Sieben Jahre nach Fukushima: Die Oper "Stilles Meer" überzeugt in Hamburg

Toshio Hosokawa, Stilles Meer
Staatsoper Hamburg
, 31. Januar 2018
Premiere: 24. Januar 2016
Musikalische Leitung: Kent Nagano
Inszenierung: Oriza Hirata

von Bianca Heitzer

Eine Erschütterung. Ein Tosen und Rauschen, umspült von Klängen, die in den Raum getragen werden, anschwellen und dann wieder verschwinden. So eindrucksvoll erklangen die ersten Takte aus Toshio Hosokawas Oper Stilles Meer, einer Wiederaufnahme aus dem Jahr 2016, die das Publikum der Hamburgischen Staatsoper erneut in ihren Bann zog.

Dreh- und Angelpunkt des Stücks sind das Erdbeben, der Tsunami und der Reaktor-Unfall von Fukushima, einer Katastrophe, die uns in Europa vor allem in Form von Zahlen und Fakten erreichte: Der 11. März 2011, ein Erdbeben mit der Momenten-Magnitude 9,0 – 16.000 Tote, von denen 2.500 bis heute als vermisst gelten. Tatsachen, die so schwer wie Blei wiegen und die man sich zunächst kaum in Form einer Oper vorstellen kann. Dass dies aber möglich ist, bewiesen der Komponist Toshio Hosokawa und das Regieteam um Oriza Hirata, die das Hamburger Auftragswerk realisierten und zur Aufführung brachten.

Wie Dramaturgin Janina Zell erklärte, war das Ziel dieses außergewöhnlichen Projekts weniger das Aufzählen der katastrophalen Fakten, sondern viel eher das Zeigen des individuellen Menschenschicksals, das in Japan bis heute anhält.
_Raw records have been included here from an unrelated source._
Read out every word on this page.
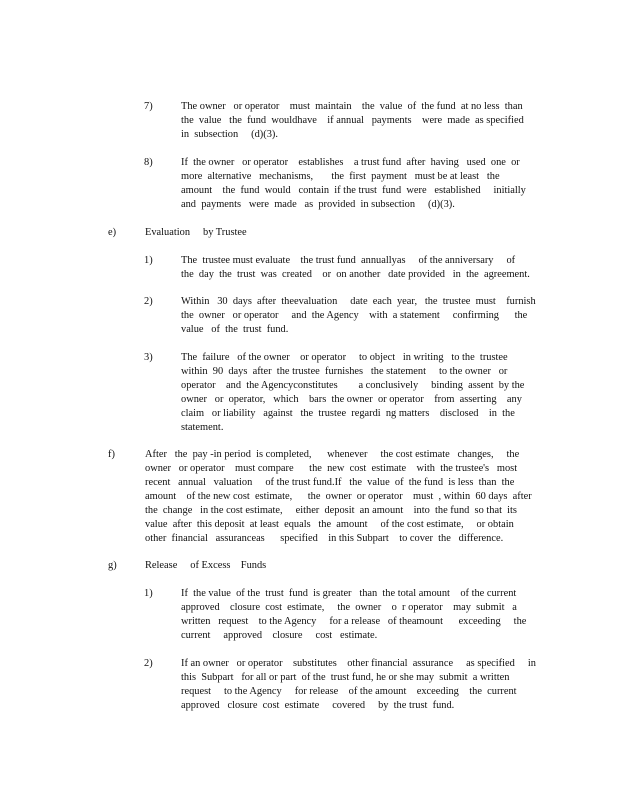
7)	The owner   or operator    must  maintain    the  value  of  the fund  at no less  than
the  value   the  fund  wouldhave    if annual   payments    were  made  as specified
in  subsection     (d)(3).
8)	If  the owner   or operator    establishes    a trust fund  after  having   used  one  or
more  alternative   mechanisms,       the  first  payment   must be at least   the
amount    the  fund  would   contain  if the trust  fund  were   established     initially
and  payments   were  made   as  provided  in subsection     (d)(3).
e)	Evaluation     by Trustee
1)	The  trustee must evaluate    the trust fund  annuallyas     of the anniversary     of
the  day  the  trust  was  created    or  on another   date provided   in  the  agreement.
2)	Within   30  days  after  theevaluation     date  each  year,   the  trustee  must    furnish
the  owner   or operator     and  the Agency    with  a statement     confirming      the
value   of  the  trust  fund.
3)	The  failure   of the owner    or operator     to object   in writing   to the  trustee
within  90  days  after  the trustee  furnishes   the statement     to the owner   or
operator    and  the Agencyconstitutes        a conclusively     binding  assent  by the
owner   or  operator,   which    bars  the owner  or operator    from  asserting    any
claim   or liability   against   the  trustee  regardi  ng matters    disclosed    in  the
statement.
f)	After   the  pay -in period  is completed,      whenever     the cost estimate   changes,     the
owner   or operator    must compare      the  new  cost  estimate    with  the trustee's   most
recent   annual   valuation     of the trust fund.If   the  value  of  the fund  is less  than  the
amount    of the new cost  estimate,      the  owner  or operator    must  , within  60 days  after
the  change   in the cost estimate,     either  deposit  an amount    into  the fund  so that  its
value  after  this deposit  at least  equals   the  amount     of the cost estimate,     or obtain
other  financial   assuranceas      specified    in this Subpart    to cover  the   difference.
g)	Release     of Excess    Funds
1)	If  the value  of the  trust  fund  is greater   than  the total amount    of the current
approved    closure  cost  estimate,     the  owner    o  r operator    may  submit   a
written   request    to the Agency     for a release   of theamount      exceeding     the
current     approved    closure     cost   estimate.
2)	If an owner   or operator    substitutes    other financial  assurance     as specified     in
this  Subpart   for all or part  of the  trust fund, he or she may  submit  a written
request     to the Agency     for release    of the amount    exceeding    the  current
approved   closure  cost  estimate     covered     by  the trust  fund.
Und so handelt Stilles Meer von der deutschen Ballettlehrerin Claudia, die ihren Mann und ihren kleinen Sohn verloren hat und, zwar den Tod des Mannes verstehen und begreifen kann, nicht jedoch den des Kindes. Ihre Schwägerin Haruko und ihr früherer Geliebter Stephan versuchen sie mithilfe des Nô-Stücks Sumidagawa (Am Sumida-Fluss) von der Wirklichkeit zu überzeugen, jedoch ohne Erfolg. Am Ende schlägt Claudia vor, dass besser jeder wieder in sein eigenes Zuhause zurückkehren solle.
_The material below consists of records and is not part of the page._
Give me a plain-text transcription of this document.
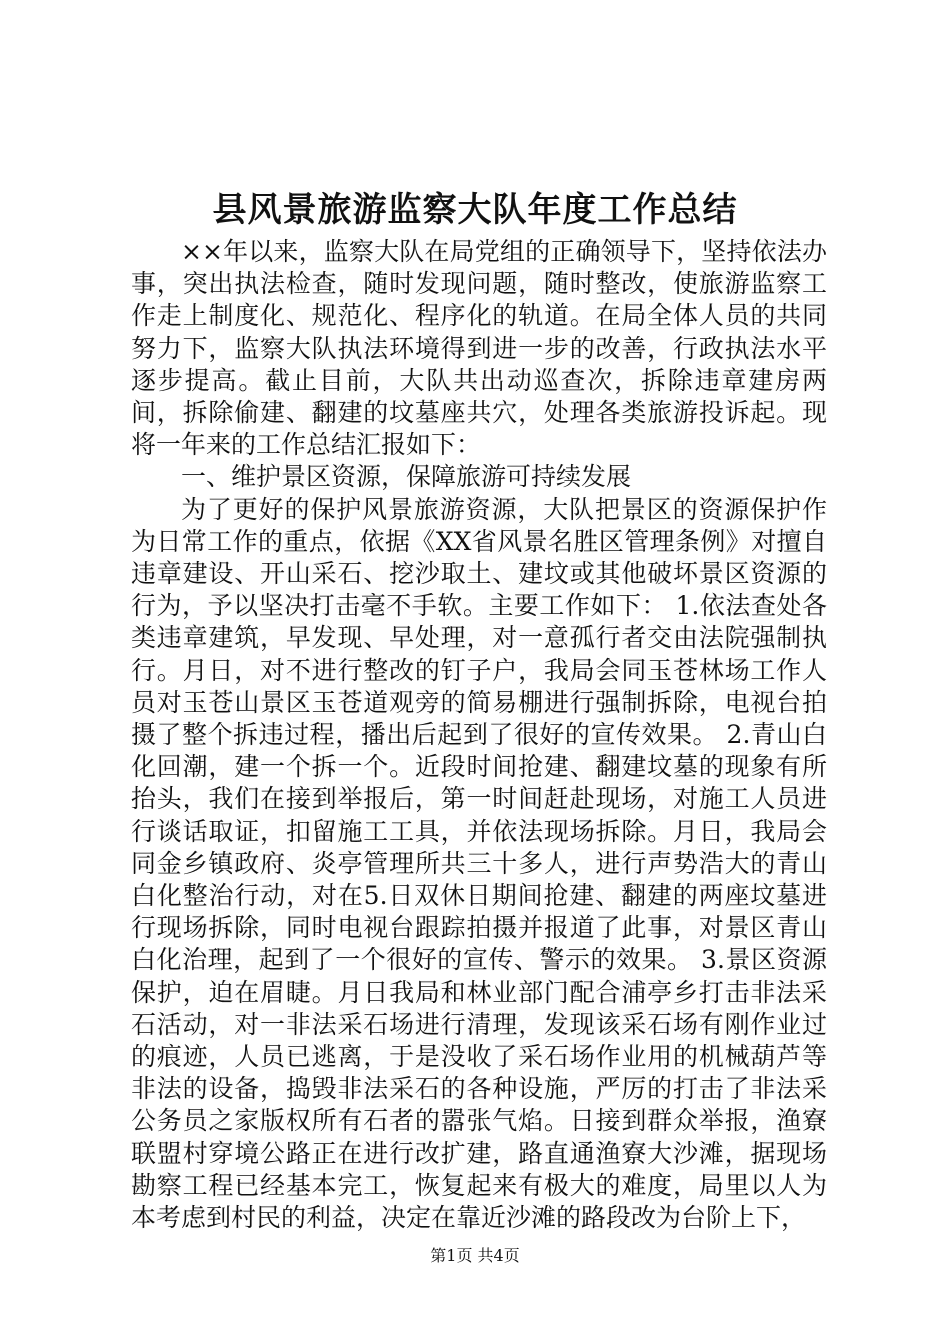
县风景旅游监察大队年度工作总结

××年以来，监察大队在局党组的正确领导下，坚持依法办事，突出执法检查，随时发现问题，随时整改，使旅游监察工作走上制度化、规范化、程序化的轨道。在局全体人员的共同努力下，监察大队执法环境得到进一步的改善，行政执法水平逐步提高。截止目前，大队共出动巡查次，拆除违章建房两间，拆除偷建、翻建的坟墓座共穴，处理各类旅游投诉起。现将一年来的工作总结汇报如下：

一、维护景区资源，保障旅游可持续发展

为了更好的保护风景旅游资源，大队把景区的资源保护作为日常工作的重点，依据《XX省风景名胜区管理条例》对擅自违章建设、开山采石、挖沙取土、建坟或其他破坏景区资源的行为，予以坚决打击毫不手软。主要工作如下： 1.依法查处各类违章建筑，早发现、早处理，对一意孤行者交由法院强制执行。月日，对不进行整改的钉子户，我局会同玉苍林场工作人员对玉苍山景区玉苍道观旁的简易棚进行强制拆除，电视台拍摄了整个拆违过程，播出后起到了很好的宣传效果。 2.青山白化回潮，建一个拆一个。近段时间抢建、翻建坟墓的现象有所抬头，我们在接到举报后，第一时间赶赴现场，对施工人员进行谈话取证，扣留施工工具，并依法现场拆除。月日，我局会同金乡镇政府、炎亭管理所共三十多人，进行声势浩大的青山白化整治行动，对在5.日双休日期间抢建、翻建的两座坟墓进行现场拆除，同时电视台跟踪拍摄并报道了此事，对景区青山白化治理，起到了一个很好的宣传、警示的效果。 3.景区资源保护，迫在眉睫。月日我局和林业部门配合浦亭乡打击非法采石活动，对一非法采石场进行清理，发现该采石场有刚作业过的痕迹，人员已逃离，于是没收了采石场作业用的机械葫芦等非法的设备，捣毁非法采石的各种设施，严厉的打击了非法采公务员之家版权所有石者的嚣张气焰。日接到群众举报，渔寮联盟村穿境公路正在进行改扩建，路直通渔寮大沙滩，据现场勘察工程已经基本完工，恢复起来有极大的难度，局里以人为本考虑到村民的利益，决定在靠近沙滩的路段改为台阶上下，

第1页 共4页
Ganz deutlich spürbar waren an diesem Abend die Brücken, die zwischen Japan und Hamburg im Rahmen von Stilles Meer gebaut wurden, sowohl auf inhaltlicher, als auch auf musikalischer Ebene. Hosokawas „Japanisierung“ der Orchesterinstrumente sorgte für schillernde Klangfarben und beeindruckende Klangteppiche, die das Orchester unter der Leitung von Kent Nagano brillant umsetzte. Das hochkonzentrierte und aufmerksame Spiel der Musikerinnen und Musiker und die starke Sängerbesetzung machten dieses Stück sinnlich erfahrbar und den Abend zu einem außergewöhnlichen musikalischen Ereignis.

Da in Japan besonders Frauen in der Lage sind, erweiterte Bewusstseinszustände zu erreichen, erklingen drei hohe Stimmen in den Hauptpartien: Claudia (Mojca Erdmann), Haruko (Mihoko Fujimura) und Stephan (Bejun Mehta). Die Sopranistin Mojca Erdmann glänzte dabei in den Höhen, Mihoko Fujimura überzeugte mit ihrer samtig warmen Stimme, und der US-amerikanische Countertenor Bejun Mehta füllte die Rolle des Stephan mit Klarheit und musikalischer Schönheit. Ebenso kraftvoll präsentierten sich der Bariton Jóhann Kristinsson in der Rolle des Hiroto und der Bass Alin Anca als Fischer.

Der Komponist Toshio Hosokawa, dessen Musik in tiefem Einklang mit der Natur entsteht, sieht seine Oper Stilles Meer als Anstoß, über das Verhältnis zwischen Mensch und Natur nachzudenken, und so kann man sich nur wünschen, dass dieses besondere Stück noch viele weitere Zuhörerinnen und Zuhörer erreicht.